You can build your coalition, but near as I can tell, you are acting against my interests.

...what? How is putting additional restraints on jackbooted thugs against your interests? Perhaps it's "throwing good money after bad", effort-wise, but I hardly see how the pursuit of due process makes things worse. We can build guard rails while the bridges are in pre-production.

To be clear: are you referring to working within a conventional political system (over 50% consensus), or outside the political system, through NGOs/technology/etc? The former is more easily achieved by allying with those you disagree with. What would be your practical strategy to building bridges instead? Not with long-term "consciousness change", but right now, today?

> We can build guard rails while the bridges are in pre-production.

This is a campaign promise. This is where the jackbooted thugs come from. We never imagine ourselves to be the ones who start the oppression; it's always such a small compromise. We ally ourselves with someone who is distasteful, but gets the job done.
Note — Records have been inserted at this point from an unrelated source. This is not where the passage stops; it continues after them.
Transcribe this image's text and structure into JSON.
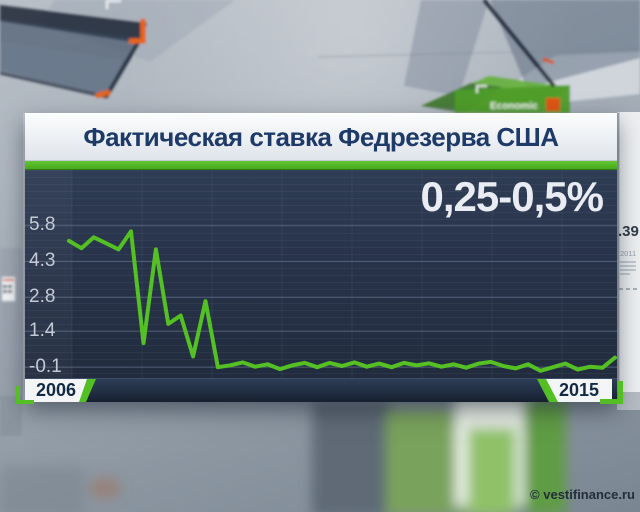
{
  "watermark": "© vestifinance.ru",
  "panel": {
    "title": "Фактическая ставка Федрезерва США",
    "rate_label": "0,25-0,5%",
    "x_start_label": "2006",
    "x_end_label": "2015"
  },
  "background": {
    "side_panel": {
      "number": ".39",
      "year": "2011"
    },
    "green_box_label": "Economic"
  },
  "colors": {
    "accent_green": "#54bf24",
    "line_green": "#54c024",
    "title_navy": "#1d3a68",
    "chart_bg": "#28334a",
    "orange_accent": "#e8641c"
  },
  "chart_data": {
    "type": "line",
    "title": "Фактическая ставка Федрезерва США",
    "annotation": "0,25-0,5%",
    "x_range": [
      2006,
      2015
    ],
    "x_tick_labels": [
      "2006",
      "2015"
    ],
    "y_ticks": [
      5.8,
      4.3,
      2.8,
      1.4,
      -0.1
    ],
    "y_tick_labels": [
      "5.8",
      "4.3",
      "2.8",
      "1.4",
      "-0.1"
    ],
    "ylim": [
      -0.55,
      8.1
    ],
    "grid": "horizontal",
    "legend": "none",
    "line_color": "#54c024",
    "values": [
      5.15,
      4.85,
      5.3,
      5.05,
      4.8,
      5.55,
      0.9,
      4.8,
      1.7,
      2.05,
      0.35,
      2.65,
      -0.1,
      -0.02,
      0.1,
      -0.08,
      0.02,
      -0.18,
      -0.02,
      0.08,
      -0.1,
      0.08,
      -0.05,
      0.1,
      -0.08,
      0.05,
      -0.1,
      0.08,
      -0.02,
      0.06,
      -0.08,
      0.02,
      -0.12,
      0.05,
      0.12,
      -0.05,
      -0.15,
      0.02,
      -0.25,
      -0.1,
      0.05,
      -0.2,
      -0.08,
      -0.12,
      0.3
    ]
  }
}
And the bridges never even get a blueprint, because our only concern is the quality and placement of the guard rails. That's all we end up discussing. We talk about freedom as if we knew what it was, and our first step is to curtail it because the people we don't like have more freedoms than the people we do like. And suddenly we look like Mohamed Morsi.

> What would be your practical strategy to building bridges instead?

We do something uncanny: we think about what we're doing. We consider why we want to do what we want to do. We strengthen our own ethical framework and hold it up for others to take apart. We turn our actions into natural consequences of a tested ethical structure. We ask others to do the same. We teach them how to build one if they don't know how. We compare and contrast our results. We argue about them; we disagree about them; we compromise and find ways to build policies despite those merge conflicts. That's a bridge.

Yeah, it can be argued that that's less practical than getting all the pro-slavery people in power and then hoping they fix our surveillance issues. Or maybe they'll just surveil the brown people and the atheist commies? It's unclear. A good chunk of them are in power right now, and they didn't actually stop this from happening. What would you trade with them for due process? Should we scratch health care? Religious freedom? Infrastructure maintenance? Public education? What would you give them for their support? You should know, and you should know why: that's part of practicality.

Yeah, it will take more time, more effort, more sweat, more tears. It's a harder road, because it's less traveled. But if you're going to pursue due process, why isn't the process due here?

What is government supposed to look like? Surely not "the status quo, minus a panopticon". What does a government predicated on human rights principles that transcend nationality actually look like? Why? What are the necessary demands on a state and society that such principles require? List out the rights. Prioritize them, if you wish, and postpone some that you consider least important. What are the consequences of meeting such demands? What does the resultant society and state actually look like? Who holds what power, and how, and why?

What is the collateral damage of your actions? Justify its acceptability. And try to make it more legitimate than, "This is what I care about most, so it's the most important."

All of that. Because you're promising me to build the bridge eventually, but every time I put down a beam, someone says, "Oh, I need that for another guard rail. Sorry." And pretty soon all we have are prisons and an American dream you have to be asleep to believe in. That's "right now, today".

Show me how you're not just more of the same.